Florida is the 27th ranked state for per capita personal income, which was at $39,563 in 2011. It is one of the only states that passed state minimum wage laws that require minimum wage to adjust annually for inflation. The minimum wage as of January 2012 was $7.67 for non-tipped positions and $4.65 for topped positions. The federal minimum wage is $7.25. There also isn’t any personal income tax for the residents to worry about. The credit card debt per household is pretty high here, at $6,658. Debt relief in Florida is widely available and sought after.
Tips for Debt Settlement
One of the Florida debt relief options that you can use is debt settlement. Those who don’t want to file for bankruptcy or apply for a large loan to pay off debts (debt consolidation) can opt for this instead. Debt settlement can be obtained from a company whose agents will negotiate a lower lump sum payment for the debts you owe. When searching around for a debt settlement company in Florida, make sure to follow these tips:
- Find a debt relief provider that is licensed by the state of Florida to provide you with debt settlement services.
- Don’t enroll in a debt relief in Florida until the debt agent has analyzed your financial situation. This will determine whether the debt relief plan will actually help you or not.
- Never pay an upfront fee for debt relief services.
- Ask the debt relief company about all of the service charges and fees that will be charged to you before you begin the program.
- Use a debt relief settlement calculator to help you compare the different debt relief plans that are available. See which one is the best choice for getting you debt freedom.
Debt settlement involves negotiating with collectors to have your balance lowered. All of your debts are combined into one and a small monthly payment is required to be paid, which will be dispersed amongst the various collectors that you owe money to.

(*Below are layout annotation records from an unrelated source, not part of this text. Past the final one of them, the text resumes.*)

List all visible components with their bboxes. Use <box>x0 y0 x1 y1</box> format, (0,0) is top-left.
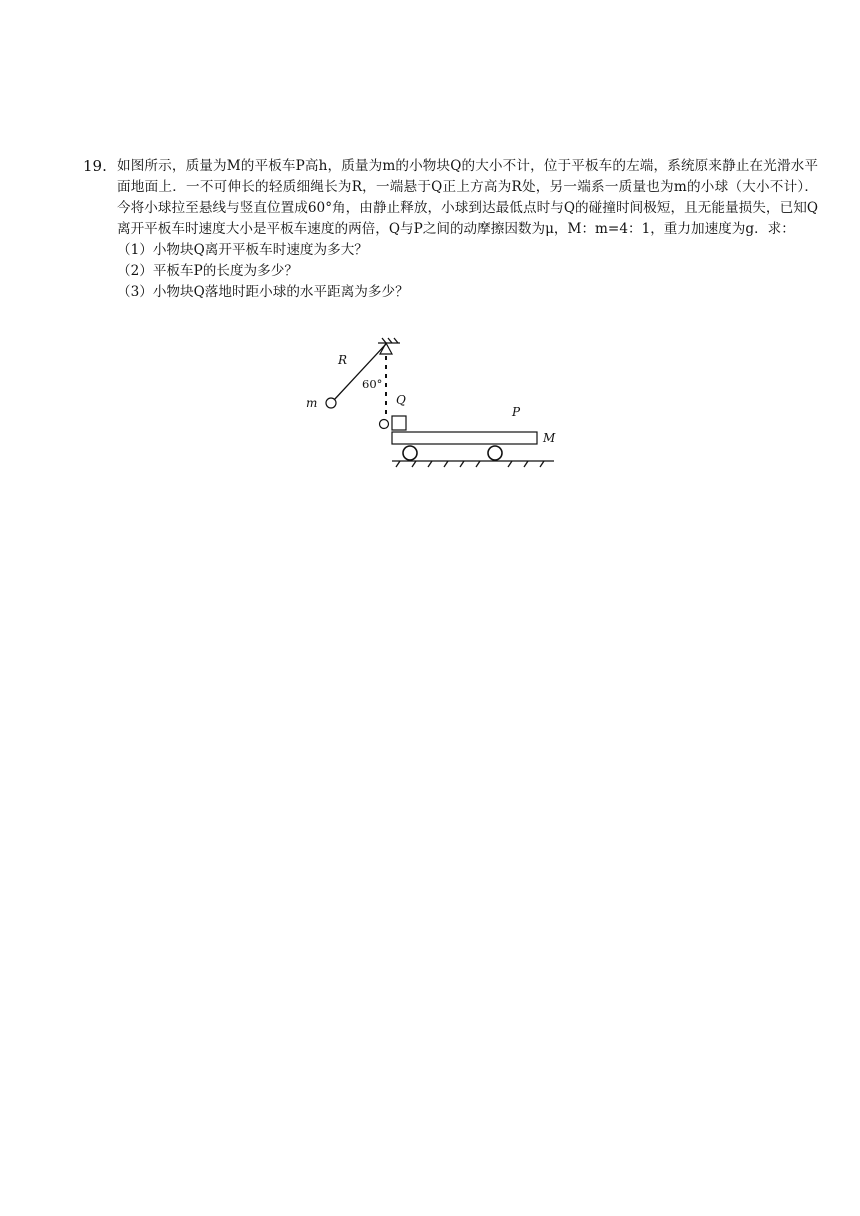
cart-wheel-left <box>403 446 417 460</box>
physics-diagram <box>300 336 562 468</box>
label-P: P <box>512 405 521 419</box>
problem-stem: 如图所示，质量为M的平板车P高h，质量为m的小物块Q的大小不计，位于平板车的左端，系统原来静止在光滑水平面地面上．一不可伸长的轻质细绳长为R，一端悬于Q正上方高为R处，另一端系一质量也为m的小球（大小不计）．今将小球拉至悬线与竖直位置成60°角，由静止释放，小球到达最低点时与Q的碰撞时间极短，且无能量损失，已知Q离开平板车时速度大小是平板车速度的两倍，Q与P之间的动摩擦因数为μ，M：m=4：1，重力加速度为g．求： <box>117 158 818 237</box>
problem-19 <box>83 156 818 303</box>
label-m: m <box>306 396 318 410</box>
question-2: （2）平板车P的长度为多少？ <box>117 263 298 279</box>
pendulum-ball <box>326 398 336 408</box>
problem-number: 19. <box>83 157 107 175</box>
question-1: （1）小物块Q离开平板车时速度为多大？ <box>117 242 368 258</box>
cart-wheel-right <box>488 446 502 460</box>
question-3: （3）小物块Q落地时距小球的水平距离为多少？ <box>117 284 409 300</box>
label-R: R <box>338 353 348 367</box>
label-M: M <box>543 431 556 445</box>
diagram-svg <box>300 336 562 468</box>
label-Q: Q <box>396 393 406 407</box>
ball-lowest-position <box>380 420 389 429</box>
ground <box>392 461 554 467</box>
label-angle: 60° <box>362 377 383 391</box>
cart-board <box>392 432 537 444</box>
ceiling-hatch <box>378 338 400 343</box>
block-Q <box>392 416 406 430</box>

Bankruptcy vs. Debt Consolidation
Bankruptcy was commonly used in the past as a way to get out of extreme debt. However, due to recent changes in bankruptcy laws, debtors are required to be analyzed to determine whether he or she is eligible for a Chapter 7 filing. If not, a Chapter 13 can be filed, which requires you to repay debtors within a certain timeframe.
With Chapter 7 bankruptcy, unsecured debts are cleared from your credit history, which includes credit cards and personal loans. Mortgages and car loans will remain on your credit report and must be repaid. Bankruptcy filings stay on your credit report for 7-10 years.
Debt consolidation is another route that debtors can take. It involves taking out a loan that will cover all of the current high interest debts owed. All the debtor has to worry about paying is the one loan. This is a big relief for many Floridians who are struggling with a large amount of debt.